The fairy lord looked faintly annoyed. “She has no husband, if you recall. I took care of that.”
“Well, she thinks she does. And she loves him. She’s not going to stop loving him just because she’s here.” He took a deep breath. “Is this what you want, sir? A wife who’ll never be happy with you? Because that’s what you’ll get, if you force Persy to be your—”
“Enough.”
The word was spoken quietly, but it struck Charles like a slap across the face. He fell silent and stared up at the fairy lord, whose brows had drawn down in a frown.
“She will be my wife, and that is that. I will not hear any more such speeches from you, my page.” There was a subtle emphasis on the last two words that made Charles redden again as he remembered what he was now supposed to be.
“Yes, my lord,” he said.
Chapter Seven
For the next few days Charles kept his head down, trying to absorb all he could about the fairy world and not draw attention to himself. It wasn’t easy, as everyone wanted to see their lord’s new human servant.
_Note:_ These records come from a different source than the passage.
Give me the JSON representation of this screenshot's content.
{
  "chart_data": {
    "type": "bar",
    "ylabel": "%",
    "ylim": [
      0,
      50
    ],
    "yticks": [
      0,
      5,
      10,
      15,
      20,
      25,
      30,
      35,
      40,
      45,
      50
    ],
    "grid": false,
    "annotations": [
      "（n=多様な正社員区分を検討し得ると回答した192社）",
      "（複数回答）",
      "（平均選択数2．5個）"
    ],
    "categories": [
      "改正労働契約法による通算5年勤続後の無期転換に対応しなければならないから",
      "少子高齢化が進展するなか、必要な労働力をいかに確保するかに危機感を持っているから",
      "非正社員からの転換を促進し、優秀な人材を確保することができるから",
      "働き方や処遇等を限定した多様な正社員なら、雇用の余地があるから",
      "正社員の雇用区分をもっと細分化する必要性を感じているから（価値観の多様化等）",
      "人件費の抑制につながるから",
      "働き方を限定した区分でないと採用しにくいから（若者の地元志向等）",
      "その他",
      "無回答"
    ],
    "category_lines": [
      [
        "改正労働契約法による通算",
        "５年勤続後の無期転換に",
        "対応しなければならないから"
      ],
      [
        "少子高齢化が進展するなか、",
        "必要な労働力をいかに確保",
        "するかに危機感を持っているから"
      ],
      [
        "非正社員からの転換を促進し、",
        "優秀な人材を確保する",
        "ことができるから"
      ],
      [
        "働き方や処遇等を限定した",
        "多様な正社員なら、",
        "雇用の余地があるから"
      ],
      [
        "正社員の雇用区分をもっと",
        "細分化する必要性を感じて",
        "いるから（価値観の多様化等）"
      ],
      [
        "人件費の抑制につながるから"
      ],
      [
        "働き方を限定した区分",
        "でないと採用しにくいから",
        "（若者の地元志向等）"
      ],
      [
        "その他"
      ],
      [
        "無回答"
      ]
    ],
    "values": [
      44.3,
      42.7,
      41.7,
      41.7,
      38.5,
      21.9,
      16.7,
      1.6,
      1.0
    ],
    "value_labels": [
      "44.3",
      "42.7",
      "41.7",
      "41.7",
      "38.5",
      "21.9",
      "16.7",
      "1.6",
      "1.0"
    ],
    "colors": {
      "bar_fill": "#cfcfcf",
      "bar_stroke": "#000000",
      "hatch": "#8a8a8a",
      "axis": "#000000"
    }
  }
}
He saw Persy, who looked miserable, several times, but was unable to do more than give her quick, encouraging smiles and nods. Most of his time was taken up by the fairy lord; while his duties weren’t onerous, he needed to be paying attention at all times while he was “on duty,” to serve refreshments or fetch things or answer his master’s questions about life in the human world. The fairy lord had no other pages or indeed many other servants, apart from his soldiers standing guard around the palace. This at first puzzled Charles, until he realized that the fairy lord truly never slept, and so had all the time he needed to manage the affairs of his lands.